SlurrerOfSpeech said:
However I'm not sure I have become faster at delivering work items.
I won't say you should necessarily, as long as the work items are quite or vastly different from what you have already developed and for the time span you talk about. Software development skills need a lot of time to mature but the whole thing is also very dependent on specific factors, which would make for a very long discussion.
SlurrerOfSpeech said:
It used to be that someone gives me a business problem and I could whip out a solution that works, although my code was "bad." Now it takes me the same amount of time, but my code has 100 layers of abstraction over the concrete business problem. This is all very "good" code as it can be justified with "We can easily swap out some dependency and it will still work," but I question whether this future-proofing pays off on average.
A solution that works but written using "bad" code - I assume this to mean not thoroughly thought /designed and / or tested and / or documented, won't give a brilliant future to your application and I think it's needless to say why as it is very obvious.
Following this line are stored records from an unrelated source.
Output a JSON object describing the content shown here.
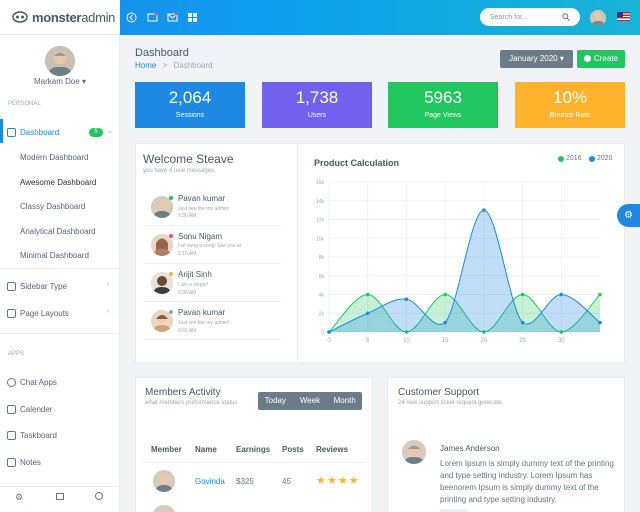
{
  "app": {
    "logo_bold": "monster",
    "logo_light": "admin"
  },
  "topbar": {
    "search_placeholder": "Search for..."
  },
  "sidebar": {
    "user_name": "Markam Doe ▾",
    "section_personal": "PERSONAL",
    "section_apps": "APPS",
    "items": [
      {
        "label": "Dashboard",
        "badge": "5"
      },
      {
        "label": "Modern Dashboard"
      },
      {
        "label": "Awesome Dashboard"
      },
      {
        "label": "Classy Dashboard"
      },
      {
        "label": "Analytical Dashboard"
      },
      {
        "label": "Minimal Dashboard"
      },
      {
        "label": "Sidebar Type"
      },
      {
        "label": "Page Layouts"
      },
      {
        "label": "Chat Apps"
      },
      {
        "label": "Calender"
      },
      {
        "label": "Taskboard"
      },
      {
        "label": "Notes"
      }
    ]
  },
  "header": {
    "title": "Dashboard",
    "breadcrumb_home": "Home",
    "breadcrumb_sep": ">",
    "breadcrumb_current": "Dashboard",
    "month_label": "January 2020 ▾",
    "create_label": "Create"
  },
  "stats": [
    {
      "value": "2,064",
      "label": "Sessions",
      "color": "#1e88e5"
    },
    {
      "value": "1,738",
      "label": "Users",
      "color": "#7460ee"
    },
    {
      "value": "5963",
      "label": "Page Views",
      "color": "#21c75e"
    },
    {
      "value": "10%",
      "label": "Bounce Rate",
      "color": "#ffb22b"
    }
  ],
  "welcome": {
    "title": "Welcome Steave",
    "subtitle": "you have 4 new messages",
    "messages": [
      {
        "name": "Pavan kumar",
        "text": "Just see the my admin!",
        "time": "9:30 AM",
        "status_color": "#21c75e"
      },
      {
        "name": "Sonu Nigam",
        "text": "I've sung a song! See you at",
        "time": "9:10 AM",
        "status_color": "#fc4b6c"
      },
      {
        "name": "Arijit Sinh",
        "text": "I am a singer!",
        "time": "9:08 AM",
        "status_color": "#ffb22b"
      },
      {
        "name": "Pavan kumar",
        "text": "Just see the my admin!",
        "time": "9:02 AM",
        "status_color": "#99abb4"
      }
    ]
  },
  "chart_data": {
    "type": "area",
    "title": "Product Calculation",
    "x": [
      0,
      5,
      10,
      15,
      20,
      25,
      30
    ],
    "x_ticks": [
      "0",
      "5",
      "10",
      "15",
      "20",
      "25",
      "30"
    ],
    "y_ticks": [
      "0",
      "2k",
      "4k",
      "6k",
      "8k",
      "10k",
      "12k",
      "14k",
      "16k"
    ],
    "ylim": [
      0,
      16
    ],
    "xlim": [
      0,
      35
    ],
    "grid": true,
    "legend_position": "top-right",
    "series": [
      {
        "name": "2016",
        "color": "#21c75e",
        "points": [
          [
            0,
            0
          ],
          [
            5,
            4
          ],
          [
            10,
            0
          ],
          [
            15,
            4
          ],
          [
            20,
            0
          ],
          [
            25,
            4
          ],
          [
            30,
            0
          ],
          [
            35,
            4
          ]
        ]
      },
      {
        "name": "2020",
        "color": "#1e88e5",
        "points": [
          [
            0,
            0
          ],
          [
            5,
            2
          ],
          [
            10,
            3.5
          ],
          [
            15,
            1
          ],
          [
            20,
            13
          ],
          [
            25,
            1
          ],
          [
            30,
            4
          ],
          [
            35,
            1
          ]
        ]
      }
    ]
  },
  "members": {
    "title": "Members Activity",
    "subtitle": "what members preformance status",
    "filters": [
      "Today",
      "Week",
      "Month"
    ],
    "columns": [
      "Member",
      "Name",
      "Earnings",
      "Posts",
      "Reviews"
    ],
    "rows": [
      {
        "name": "Govinda",
        "earnings": "$325",
        "posts": "45",
        "reviews": "★★★★"
      }
    ]
  },
  "support": {
    "title": "Customer Support",
    "subtitle": "24 new support ticket request generate",
    "name": "James Anderson",
    "text": "Lorem Ipsum is simply dummy text of the printing and type setting industry. Lorem Ipsum has beenorem Ipsum is simply dummy text of the printing and type setting industry."
  }
}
On the other hand, giving an unnecessary lot of layers of abstraction without the
appropriate design work beforehand, is also a call for trouble. Abstraction is neither for free nor of low price, generally speaking.
It definitely helps towards having code that can be modified / adapted without lots of effort and in a number of other things as well, but overdoing it will have performance costs - to say the least, and finally will lead to a complex piece of code for which it is many times very questionable if it is reasonably inside the demands and the constraints of the solution needed. Unfortunately, it is very evident that software development has followed this trend in many kinds of applications. Leaving aside the professional reasons that justify this, including protection of intellectual property, I think that the whole thing goes out of hand in a vast number of cases.
Now, for the question of future-proofing, I would say that in most cases it pays off on average, as long as the client remains inside the boundaries of what he / she has initially asked for. As
@PeroK says, don't be surprised if the client asks for something that will essentially cancel future proofing. So, I think that keeping reasonable measures is the best thing to do.